1
votes

I'm working with Microsoft.Speech.Recognition and need to use quite large grammars for a recognition task. So I create and later modify a grammar as a SrgsDocument and then construct a Grammar object from that. At that point, I load the grammar into the engine to prepare for recognition using the SpeechRecognitionEngine.LoadGrammar method.

In other words I have something like:

SpeechRecognitionEngine sre = new SpeechRecognitionEngine();
SrgsDocument gramDoc = new SrgsDocument();
//...modify the SrgsDocument (add rules, etc.)
Grammar gram = new Grammar(gramDoc);
sre.LoadGrammar(gram);

And at this point, loading the grammar, after a few minutes I sometimes (not always, and not really as a function of grammar size) get the error "A task could not complete because the SR engine had timed out."

If I catch the exception and try to load the same grammar into the same engine again, sometimes it loads successfully (though very slowly), and sometimes it gives the same error again.

What's causing this? Why would it sometimes time out and sometimes work with the same grammar/engine?

And is there something I can do to make the grammar load faster, period?

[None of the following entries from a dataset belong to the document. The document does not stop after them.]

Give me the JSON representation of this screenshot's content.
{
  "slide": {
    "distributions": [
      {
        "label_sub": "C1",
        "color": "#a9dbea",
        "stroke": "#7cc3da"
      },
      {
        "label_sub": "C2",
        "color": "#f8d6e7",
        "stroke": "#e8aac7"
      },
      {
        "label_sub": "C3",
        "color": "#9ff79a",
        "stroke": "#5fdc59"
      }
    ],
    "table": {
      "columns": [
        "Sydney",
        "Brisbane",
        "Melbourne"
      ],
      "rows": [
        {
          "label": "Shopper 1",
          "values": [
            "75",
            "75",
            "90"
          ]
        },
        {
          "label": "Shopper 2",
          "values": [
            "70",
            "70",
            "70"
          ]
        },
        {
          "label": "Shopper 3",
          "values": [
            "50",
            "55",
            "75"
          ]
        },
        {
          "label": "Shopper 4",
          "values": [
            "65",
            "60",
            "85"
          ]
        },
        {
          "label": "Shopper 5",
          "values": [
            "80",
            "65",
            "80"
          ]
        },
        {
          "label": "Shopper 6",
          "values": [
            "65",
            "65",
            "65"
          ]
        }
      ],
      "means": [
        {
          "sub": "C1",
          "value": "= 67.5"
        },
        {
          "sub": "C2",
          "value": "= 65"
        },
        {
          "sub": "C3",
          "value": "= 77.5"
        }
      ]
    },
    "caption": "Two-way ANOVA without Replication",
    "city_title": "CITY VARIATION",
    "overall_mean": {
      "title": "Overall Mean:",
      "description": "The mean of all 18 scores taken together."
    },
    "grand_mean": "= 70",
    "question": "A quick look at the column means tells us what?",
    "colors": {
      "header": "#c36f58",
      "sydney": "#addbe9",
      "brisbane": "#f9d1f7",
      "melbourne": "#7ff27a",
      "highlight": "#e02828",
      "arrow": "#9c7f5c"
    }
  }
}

Any ideas would be really appreciated.

2

2 Answers

4
votes

What's causing this?

Grammar is too large.

Why would it sometimes time out and sometimes work with the same grammar/engine?

Sometimes it is smaller.

And is there something I can do to make the grammar load faster, period?

I presume you compile the gramar with Grammar Tools

You can use smaller grammar. You actually shouldn't use grammars of very big size, it degrades recognition accuracy because hand-constucted grammar usually fails to capture all the language dependencies.

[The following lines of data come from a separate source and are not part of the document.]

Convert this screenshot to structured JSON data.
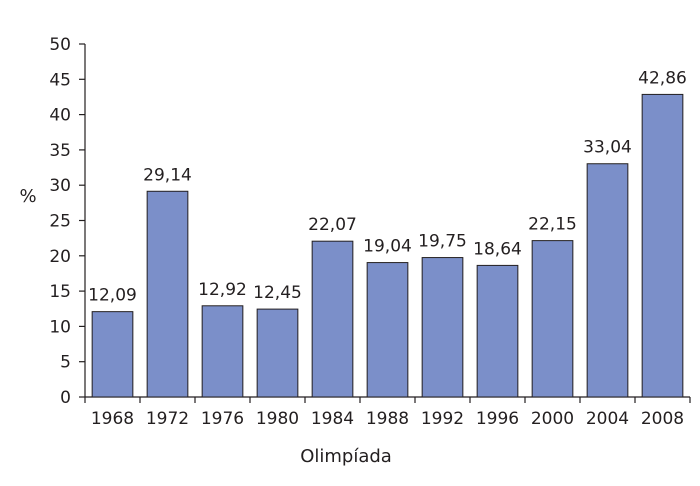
{
  "chart_data": {
    "type": "bar",
    "title": "",
    "xlabel": "Olimpíada",
    "ylabel": "%",
    "categories": [
      "1968",
      "1972",
      "1976",
      "1980",
      "1984",
      "1988",
      "1992",
      "1996",
      "2000",
      "2004",
      "2008"
    ],
    "values": [
      12.09,
      29.14,
      12.92,
      12.45,
      22.07,
      19.04,
      19.75,
      18.64,
      22.15,
      33.04,
      42.86
    ],
    "value_labels": [
      "12,09",
      "29,14",
      "12,92",
      "12,45",
      "22,07",
      "19,04",
      "19,75",
      "18,64",
      "22,15",
      "33,04",
      "42,86"
    ],
    "ylim": [
      0,
      50
    ],
    "yticks": [
      0,
      5,
      10,
      15,
      20,
      25,
      30,
      35,
      40,
      45,
      50
    ],
    "grid": false,
    "bar_color": "#7b8fc9"
  }
}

If your language contains many choices or complex sentences it's better to simplify the grammar by making it more flexible. Instead of organizing the tree of choices you can split the chunks and present them as a separate choices. For example, if you consider grammar like

<result> = <day> <month> <year> <digit> |
            <year> <month> <digit> |
            <digit> <year> <month> 

trying to capture different orders, it's better to give more flexibility

<result> = ( <day> | <month> | <year> | <digit> )*

but simplify dependencies.

A good alternative is a statistical language model in ARPA format. Once you collect sample prompts you can just create an ARPA model which will give you way better results than hand-constructed grammar.

1
votes

A couple of other possibilities:

  1. Split the grammar into multiple independent portions & load each portion into its own Grammar object. (Especially handy when you have static subtrees).
  2. Merge subtrees using rules & rulerefs.

Unfortunately, I don't believe that Microsoft.Speech.Recognition supports SrgsSubset items, which are very handy for building dynamic grammars.

To amplify @NikolayShmyrev 's answer - it's often better to simplify the grammar and trust the user not to say awkward phrases that are admissible but unlikely. You can always reject those phrases during the interpretation phrase anyway.